We got an accuracy of 80.657% when classifying new values with this algorithm which isn’t great but doesn’t seem too bad given how simple it is and that we were able to get it up and running in a couple of hours.

The code is on Jen’s github if you’re interested in seeing more.

Written by Mark Needham

October 23rd, 2012 at 7:04 pm

Posted in Machine Learning

Tagged with

  • Julio Aguilar

    This is a nice example of applying Clojure to some real problem and it’s a great read.

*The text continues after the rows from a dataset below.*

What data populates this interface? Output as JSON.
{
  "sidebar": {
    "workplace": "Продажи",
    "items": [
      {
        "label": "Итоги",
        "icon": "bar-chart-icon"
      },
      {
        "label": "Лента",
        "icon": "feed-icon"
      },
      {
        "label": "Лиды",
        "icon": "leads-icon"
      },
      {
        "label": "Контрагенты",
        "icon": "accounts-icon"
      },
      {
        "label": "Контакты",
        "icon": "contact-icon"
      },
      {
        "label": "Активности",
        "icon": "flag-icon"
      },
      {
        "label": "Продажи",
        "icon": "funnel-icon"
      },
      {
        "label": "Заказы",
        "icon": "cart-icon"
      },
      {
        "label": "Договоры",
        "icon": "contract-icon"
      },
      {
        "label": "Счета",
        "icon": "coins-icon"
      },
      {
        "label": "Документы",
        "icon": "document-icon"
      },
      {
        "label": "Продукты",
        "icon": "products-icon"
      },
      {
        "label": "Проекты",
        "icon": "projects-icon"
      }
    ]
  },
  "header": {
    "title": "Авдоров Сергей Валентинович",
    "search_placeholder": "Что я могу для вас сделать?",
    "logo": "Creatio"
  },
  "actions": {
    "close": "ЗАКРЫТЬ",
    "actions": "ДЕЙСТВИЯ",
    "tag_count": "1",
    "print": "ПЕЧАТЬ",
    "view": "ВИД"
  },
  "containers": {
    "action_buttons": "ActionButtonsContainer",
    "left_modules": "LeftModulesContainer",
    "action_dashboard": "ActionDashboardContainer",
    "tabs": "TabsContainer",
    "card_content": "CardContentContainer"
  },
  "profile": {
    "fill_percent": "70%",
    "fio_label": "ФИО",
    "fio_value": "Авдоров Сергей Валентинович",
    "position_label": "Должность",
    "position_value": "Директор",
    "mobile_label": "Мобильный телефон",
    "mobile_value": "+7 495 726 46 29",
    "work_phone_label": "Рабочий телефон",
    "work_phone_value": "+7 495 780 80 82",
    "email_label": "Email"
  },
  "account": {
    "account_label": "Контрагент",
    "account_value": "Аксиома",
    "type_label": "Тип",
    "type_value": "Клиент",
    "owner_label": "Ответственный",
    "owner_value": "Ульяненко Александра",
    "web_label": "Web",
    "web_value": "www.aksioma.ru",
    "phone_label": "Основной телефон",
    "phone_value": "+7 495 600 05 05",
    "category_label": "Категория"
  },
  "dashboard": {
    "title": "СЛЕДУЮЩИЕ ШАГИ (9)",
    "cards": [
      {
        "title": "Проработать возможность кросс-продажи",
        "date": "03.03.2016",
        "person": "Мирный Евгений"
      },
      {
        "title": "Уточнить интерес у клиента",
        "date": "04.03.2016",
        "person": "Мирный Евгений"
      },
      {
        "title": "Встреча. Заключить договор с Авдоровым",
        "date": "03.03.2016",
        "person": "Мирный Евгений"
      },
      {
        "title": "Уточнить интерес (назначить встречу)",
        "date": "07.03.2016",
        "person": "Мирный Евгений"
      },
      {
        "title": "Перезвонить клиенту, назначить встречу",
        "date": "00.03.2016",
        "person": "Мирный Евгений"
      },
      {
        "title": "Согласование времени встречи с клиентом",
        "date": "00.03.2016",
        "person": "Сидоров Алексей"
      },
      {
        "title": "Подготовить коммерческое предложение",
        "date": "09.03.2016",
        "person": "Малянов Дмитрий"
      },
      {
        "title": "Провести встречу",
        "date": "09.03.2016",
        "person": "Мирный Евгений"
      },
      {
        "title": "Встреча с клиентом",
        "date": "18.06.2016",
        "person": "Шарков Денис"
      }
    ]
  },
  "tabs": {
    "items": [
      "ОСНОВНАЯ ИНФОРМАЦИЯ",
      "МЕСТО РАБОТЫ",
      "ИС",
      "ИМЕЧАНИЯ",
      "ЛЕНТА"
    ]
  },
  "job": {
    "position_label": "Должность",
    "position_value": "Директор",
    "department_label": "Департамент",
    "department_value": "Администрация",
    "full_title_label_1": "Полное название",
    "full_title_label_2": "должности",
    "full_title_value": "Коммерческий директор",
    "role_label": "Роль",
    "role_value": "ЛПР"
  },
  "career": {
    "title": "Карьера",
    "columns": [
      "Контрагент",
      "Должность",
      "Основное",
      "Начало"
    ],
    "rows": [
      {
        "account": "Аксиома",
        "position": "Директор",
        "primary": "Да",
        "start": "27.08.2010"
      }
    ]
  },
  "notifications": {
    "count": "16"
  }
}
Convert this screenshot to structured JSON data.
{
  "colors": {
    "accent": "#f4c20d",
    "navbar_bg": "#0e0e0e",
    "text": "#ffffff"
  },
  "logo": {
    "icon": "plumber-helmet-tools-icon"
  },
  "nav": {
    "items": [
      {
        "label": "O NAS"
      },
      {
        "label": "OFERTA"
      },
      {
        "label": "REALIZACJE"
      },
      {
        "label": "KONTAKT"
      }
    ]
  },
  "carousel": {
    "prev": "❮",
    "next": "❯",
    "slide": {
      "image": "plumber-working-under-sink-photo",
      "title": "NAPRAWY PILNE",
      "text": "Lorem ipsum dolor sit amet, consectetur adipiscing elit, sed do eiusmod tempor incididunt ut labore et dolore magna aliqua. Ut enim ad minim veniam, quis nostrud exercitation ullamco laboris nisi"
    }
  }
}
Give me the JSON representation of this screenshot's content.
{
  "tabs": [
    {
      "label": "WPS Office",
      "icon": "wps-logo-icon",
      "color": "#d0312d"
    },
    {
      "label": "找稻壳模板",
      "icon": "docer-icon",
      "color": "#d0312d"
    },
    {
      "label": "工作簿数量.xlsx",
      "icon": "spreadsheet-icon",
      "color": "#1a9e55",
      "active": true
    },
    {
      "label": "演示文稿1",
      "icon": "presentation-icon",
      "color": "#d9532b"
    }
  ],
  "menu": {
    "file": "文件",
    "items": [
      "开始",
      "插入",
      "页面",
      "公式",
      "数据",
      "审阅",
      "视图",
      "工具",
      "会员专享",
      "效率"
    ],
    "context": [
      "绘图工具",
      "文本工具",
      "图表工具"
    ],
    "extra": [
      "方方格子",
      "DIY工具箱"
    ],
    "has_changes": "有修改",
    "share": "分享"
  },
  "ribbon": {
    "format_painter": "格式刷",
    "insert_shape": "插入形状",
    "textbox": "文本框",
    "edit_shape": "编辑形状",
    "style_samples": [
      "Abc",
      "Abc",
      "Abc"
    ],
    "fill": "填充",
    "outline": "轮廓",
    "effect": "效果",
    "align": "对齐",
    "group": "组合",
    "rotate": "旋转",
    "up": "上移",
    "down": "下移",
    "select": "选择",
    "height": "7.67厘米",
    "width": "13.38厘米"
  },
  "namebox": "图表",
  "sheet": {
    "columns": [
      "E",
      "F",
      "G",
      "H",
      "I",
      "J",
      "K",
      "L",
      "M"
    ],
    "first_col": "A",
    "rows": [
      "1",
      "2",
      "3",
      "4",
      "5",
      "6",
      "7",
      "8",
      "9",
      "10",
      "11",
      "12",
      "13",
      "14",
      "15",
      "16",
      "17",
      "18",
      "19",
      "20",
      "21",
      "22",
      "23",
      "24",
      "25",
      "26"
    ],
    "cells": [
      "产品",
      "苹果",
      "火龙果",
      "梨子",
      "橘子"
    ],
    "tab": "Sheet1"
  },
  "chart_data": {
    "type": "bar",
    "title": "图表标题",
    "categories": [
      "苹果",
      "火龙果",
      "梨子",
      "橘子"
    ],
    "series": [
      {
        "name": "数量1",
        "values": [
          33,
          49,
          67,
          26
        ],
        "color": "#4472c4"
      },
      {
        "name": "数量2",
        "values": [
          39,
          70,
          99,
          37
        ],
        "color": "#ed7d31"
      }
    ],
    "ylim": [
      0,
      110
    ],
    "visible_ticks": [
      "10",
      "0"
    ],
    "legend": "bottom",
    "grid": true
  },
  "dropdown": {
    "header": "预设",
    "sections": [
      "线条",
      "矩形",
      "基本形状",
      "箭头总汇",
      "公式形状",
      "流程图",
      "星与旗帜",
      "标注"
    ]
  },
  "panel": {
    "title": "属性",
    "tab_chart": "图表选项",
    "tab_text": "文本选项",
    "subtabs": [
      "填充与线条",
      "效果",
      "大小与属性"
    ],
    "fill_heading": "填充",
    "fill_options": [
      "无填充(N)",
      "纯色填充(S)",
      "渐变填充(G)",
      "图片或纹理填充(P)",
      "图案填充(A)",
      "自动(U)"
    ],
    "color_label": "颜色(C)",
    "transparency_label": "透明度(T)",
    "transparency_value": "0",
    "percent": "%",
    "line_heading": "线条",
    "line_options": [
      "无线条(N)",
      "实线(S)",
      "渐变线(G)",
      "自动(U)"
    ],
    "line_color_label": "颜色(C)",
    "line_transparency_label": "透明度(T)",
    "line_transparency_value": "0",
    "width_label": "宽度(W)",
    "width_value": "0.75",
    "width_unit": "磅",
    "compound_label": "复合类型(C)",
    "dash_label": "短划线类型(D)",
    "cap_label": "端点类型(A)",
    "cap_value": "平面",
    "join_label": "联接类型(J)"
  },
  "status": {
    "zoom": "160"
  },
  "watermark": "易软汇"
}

I’ll have a blast re-doing this in Groovy. :)

    But… I have to be picky about something.

    I’ve recently revised the K-Means algorithm in class and when I found this I thought it was an interesting application but I did not understand how you were applying the algorithm.

    After re-reading several times I think I understand but I don’t see taking the average in every pixel as a variation of the k-means clustering since you are splitting the problem in 10 (by label) and in each one you are restricting the data in each dimension and taking the averages only once therefore not really allowing the iterative definition of clusters, which is for me the most important part of the K-Means.

  • Mark Needham

    @google-218e55ff1f5db01dd6ce169a1ceb945c:disqus yes you’re right we weren’t entirely sure whether what we’ve written counts as K-means or not based on the normal definition but a colleague who knows much more about this than us suggested it was!

    Given the actual definition with the needs for iterations to create clusters perhaps this algorithm isn’t the right one to use for what is actually a supervised learning problem rather than an unsupervised one? 

    Paste/link to your Groovy implementation when you finish it, would be good to see!